In her note yesterday, she urged her friends to give ourselves “the blessing of one evening lived with exceptional awareness.” She said to pick a night when you don’t have other obligations, and give yourself time to see what blessing is waiting on you to have time.

Here is your homework, or more accurately: here is your blessing: You are simply to take a walk or sit at your window and be deeply and penetratingly aware. Whatever you see is God’s offering to you. Whatever you see is a prayer! And you are to listen to what that prayer is saying to you without words. These are your ‘spiritual sightings’.

As you begin this exercise turn to the Creator of Evening and pray these words from the poet, Rilke. [or choose your own words]

You are the tender evening hour that all poets equally love. You are the darkness pressing within them and the treasure each discovers, in surrounding you with endless praise.

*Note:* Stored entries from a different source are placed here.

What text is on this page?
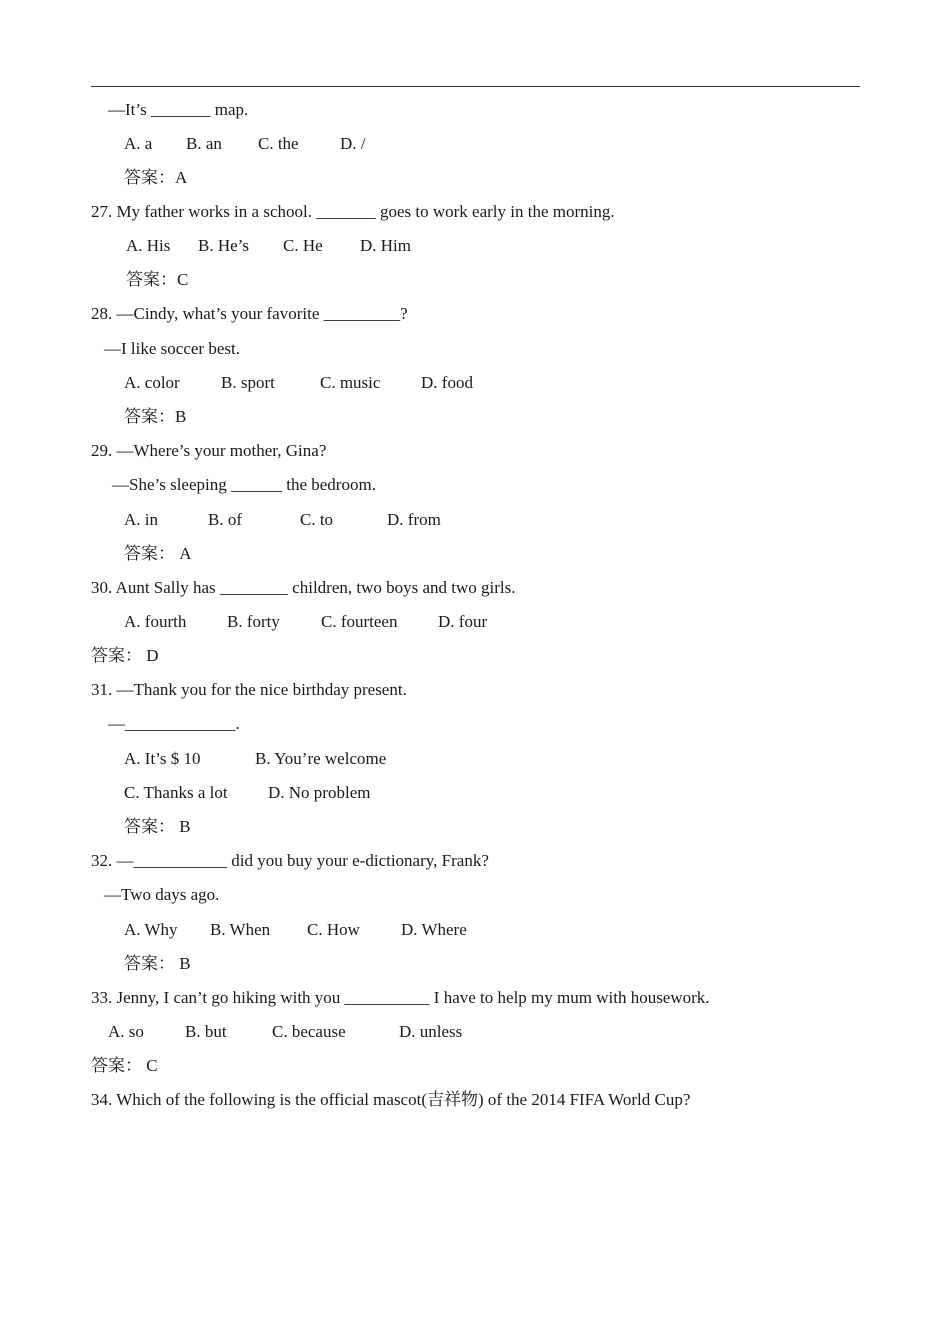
—It’s _______ map.
A. a B. an C. the D. /
答案：A
27. My father works in a school. _______ goes to work early in the morning.
A. His B. He’s C. He D. Him
答案：C
28. —Cindy, what’s your favorite _________?
—I like soccer best.
A. color B. sport	C. music D. food
答案：B
29. —Where’s your mother, Gina?
—She’s sleeping ______ the bedroom.
A. in	B. of	C. to	D. from
答案： A
30. Aunt Sally has ________ children, two boys and two girls.
A. fourth B. forty C. fourteen D. four
答案： D
31. —Thank you for the nice birthday present.
—_____________.
A. It’s $ 10	B. You’re welcome
C. Thanks a lot D. No problem
答案： B
32. —___________ did you buy your e-dictionary, Frank?
—Two days ago.
A. Why B. When C. How D. Where
答案： B
33. Jenny, I can’t go hiking with you __________ I have to help my mum with housework.
A. so B. but	C. because	D. unless
答案： C
34. Which of the following is the official mascot(吉祥物) of the 2014 FIFA World Cup?
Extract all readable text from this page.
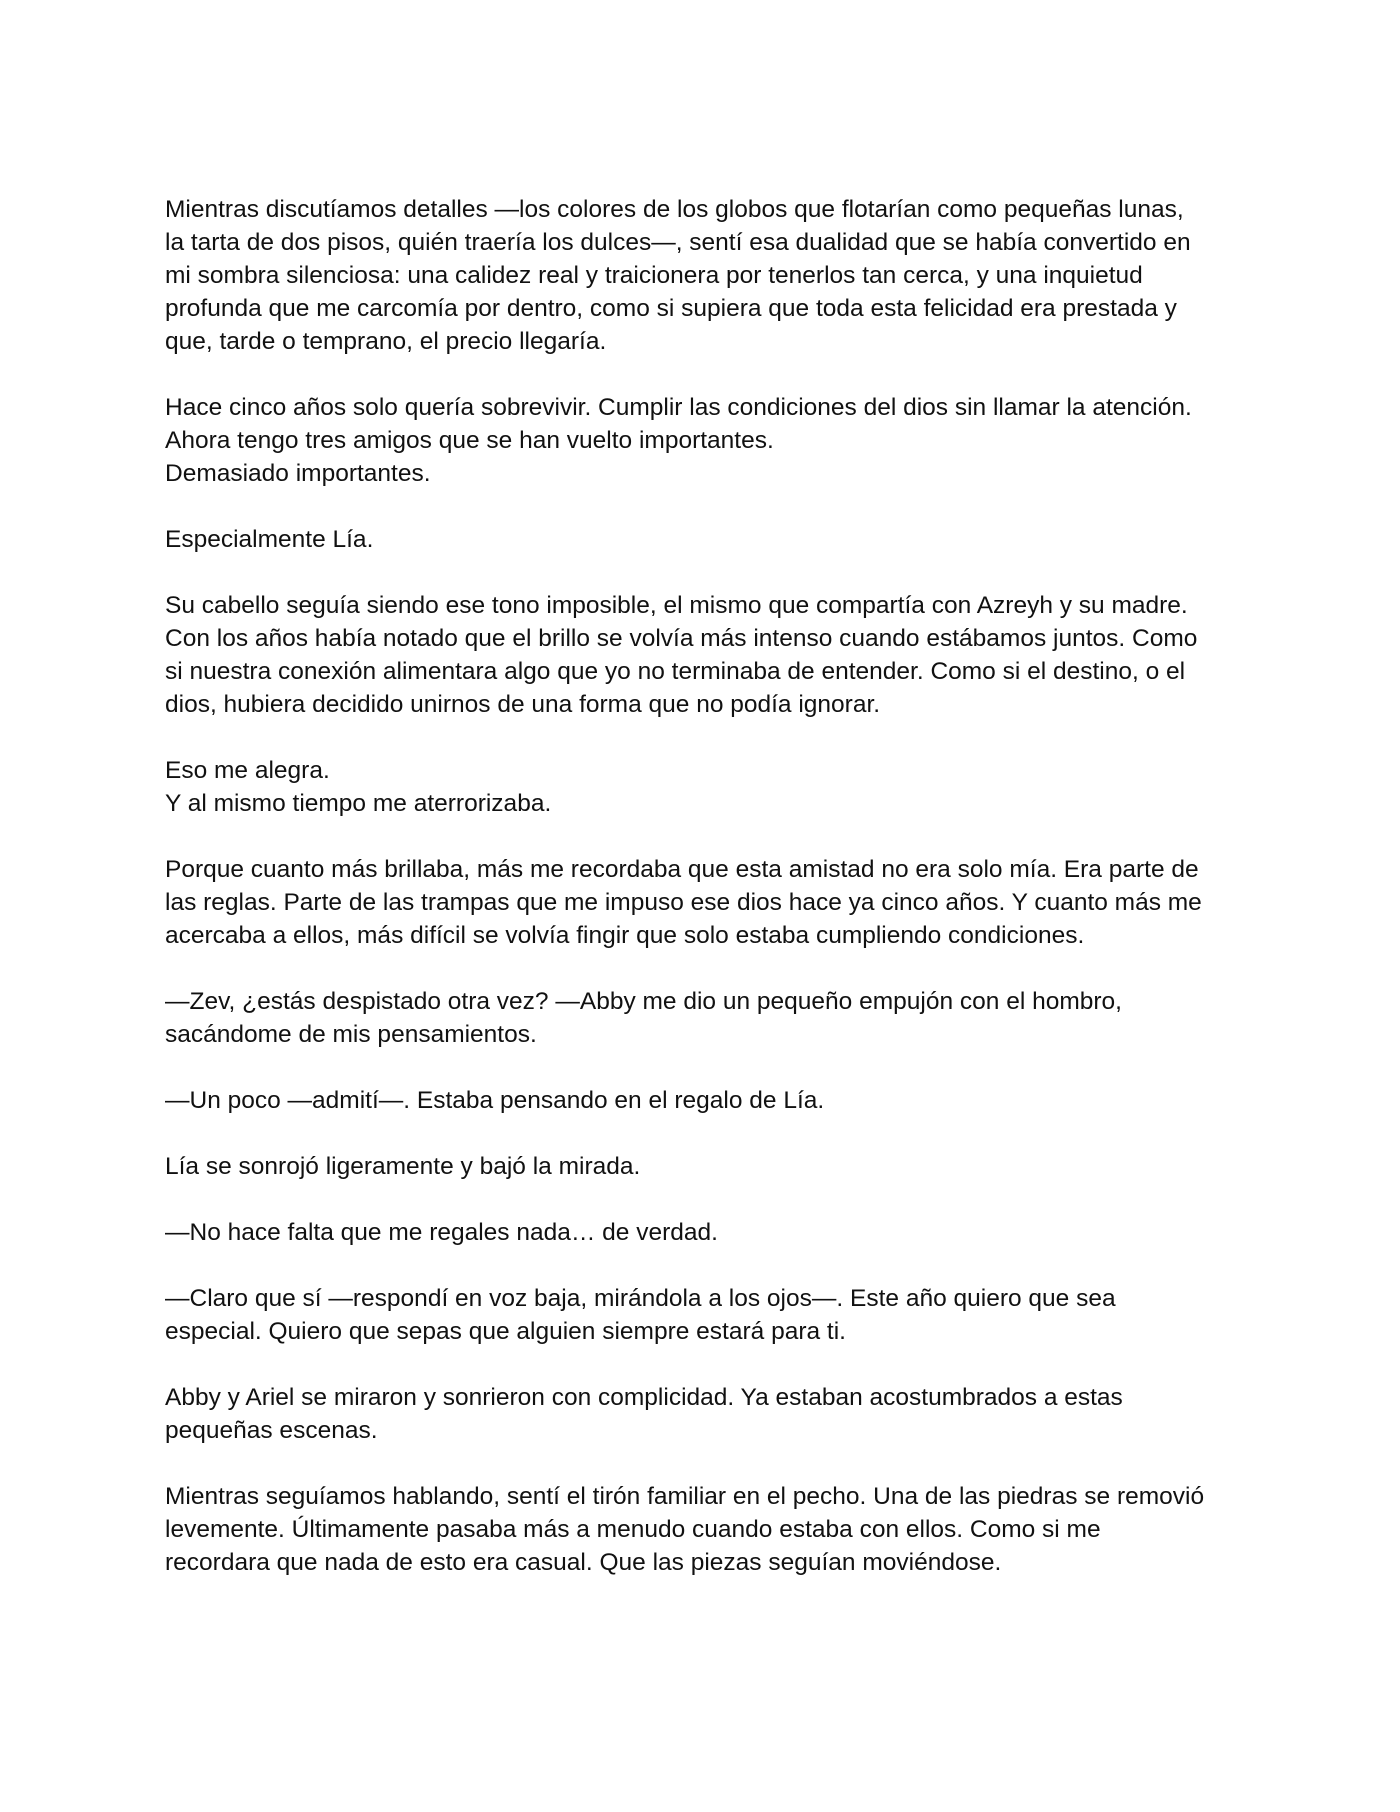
Mientras discutíamos detalles —los colores de los globos que flotarían como pequeñas lunas,
la tarta de dos pisos, quién traería los dulces—, sentí esa dualidad que se había convertido en
mi sombra silenciosa: una calidez real y traicionera por tenerlos tan cerca, y una inquietud
profunda que me carcomía por dentro, como si supiera que toda esta felicidad era prestada y
que, tarde o temprano, el precio llegaría.
Hace cinco años solo quería sobrevivir. Cumplir las condiciones del dios sin llamar la atención.
Ahora tengo tres amigos que se han vuelto importantes.
Demasiado importantes.
Especialmente Lía.
Su cabello seguía siendo ese tono imposible, el mismo que compartía con Azreyh y su madre.
Con los años había notado que el brillo se volvía más intenso cuando estábamos juntos. Como
si nuestra conexión alimentara algo que yo no terminaba de entender. Como si el destino, o el
dios, hubiera decidido unirnos de una forma que no podía ignorar.
Eso me alegra.
Y al mismo tiempo me aterrorizaba.
Porque cuanto más brillaba, más me recordaba que esta amistad no era solo mía. Era parte de
las reglas. Parte de las trampas que me impuso ese dios hace ya cinco años. Y cuanto más me
acercaba a ellos, más difícil se volvía fingir que solo estaba cumpliendo condiciones.
—Zev, ¿estás despistado otra vez? —Abby me dio un pequeño empujón con el hombro,
sacándome de mis pensamientos.
—Un poco —admití—. Estaba pensando en el regalo de Lía.
Lía se sonrojó ligeramente y bajó la mirada.
—No hace falta que me regales nada… de verdad.
—Claro que sí —respondí en voz baja, mirándola a los ojos—. Este año quiero que sea
especial. Quiero que sepas que alguien siempre estará para ti.
Abby y Ariel se miraron y sonrieron con complicidad. Ya estaban acostumbrados a estas
pequeñas escenas.
Mientras seguíamos hablando, sentí el tirón familiar en el pecho. Una de las piedras se removió
levemente. Últimamente pasaba más a menudo cuando estaba con ellos. Como si me
recordara que nada de esto era casual. Que las piezas seguían moviéndose.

As you begin your silent praise, remember that words are unnecessary. Your eyes will pray for you. Be present to your sightings. A few evenings ago when the great heat wave lifted I went for a walk. I am listing a few of my sightings below. These blessing prayers drew me into the self I have sadly been neglecting.

— a crumpled, Sycamore Tree leaf

— a small green shoot growing out of a seemingly dead branch

— a goose with its long, proud neck raised to the heavens, standing motionless, keeping guard

— a rabbit sitting at the entrance to the wooden cave made by a fallen Walnut Tree

— 26 long stemmed mushrooms standing together on a grassy knoll watching the setting sun.

For a time, I kept vigil with them.

Then suddenly the cicada choir began to sing and my silence was only slightly broken. One lone bird joined the chorus and a firefly brought in her lantern. Rilke would say it like this:

A hundred thousand harps lift and swing you out of silence. And your primordial winds are bringing to all things and needs, the breath of your majesty.

(The two stanzas of poetry are taken from A Year with Rilke translated and edited by Joanna Macy and Anita Barrows)

A cat just sauntered by my window. Do I hear some distant thunder? The leaves are paused. I hear a train whistle. Somebody could write a country song about that. I wonder what will be today.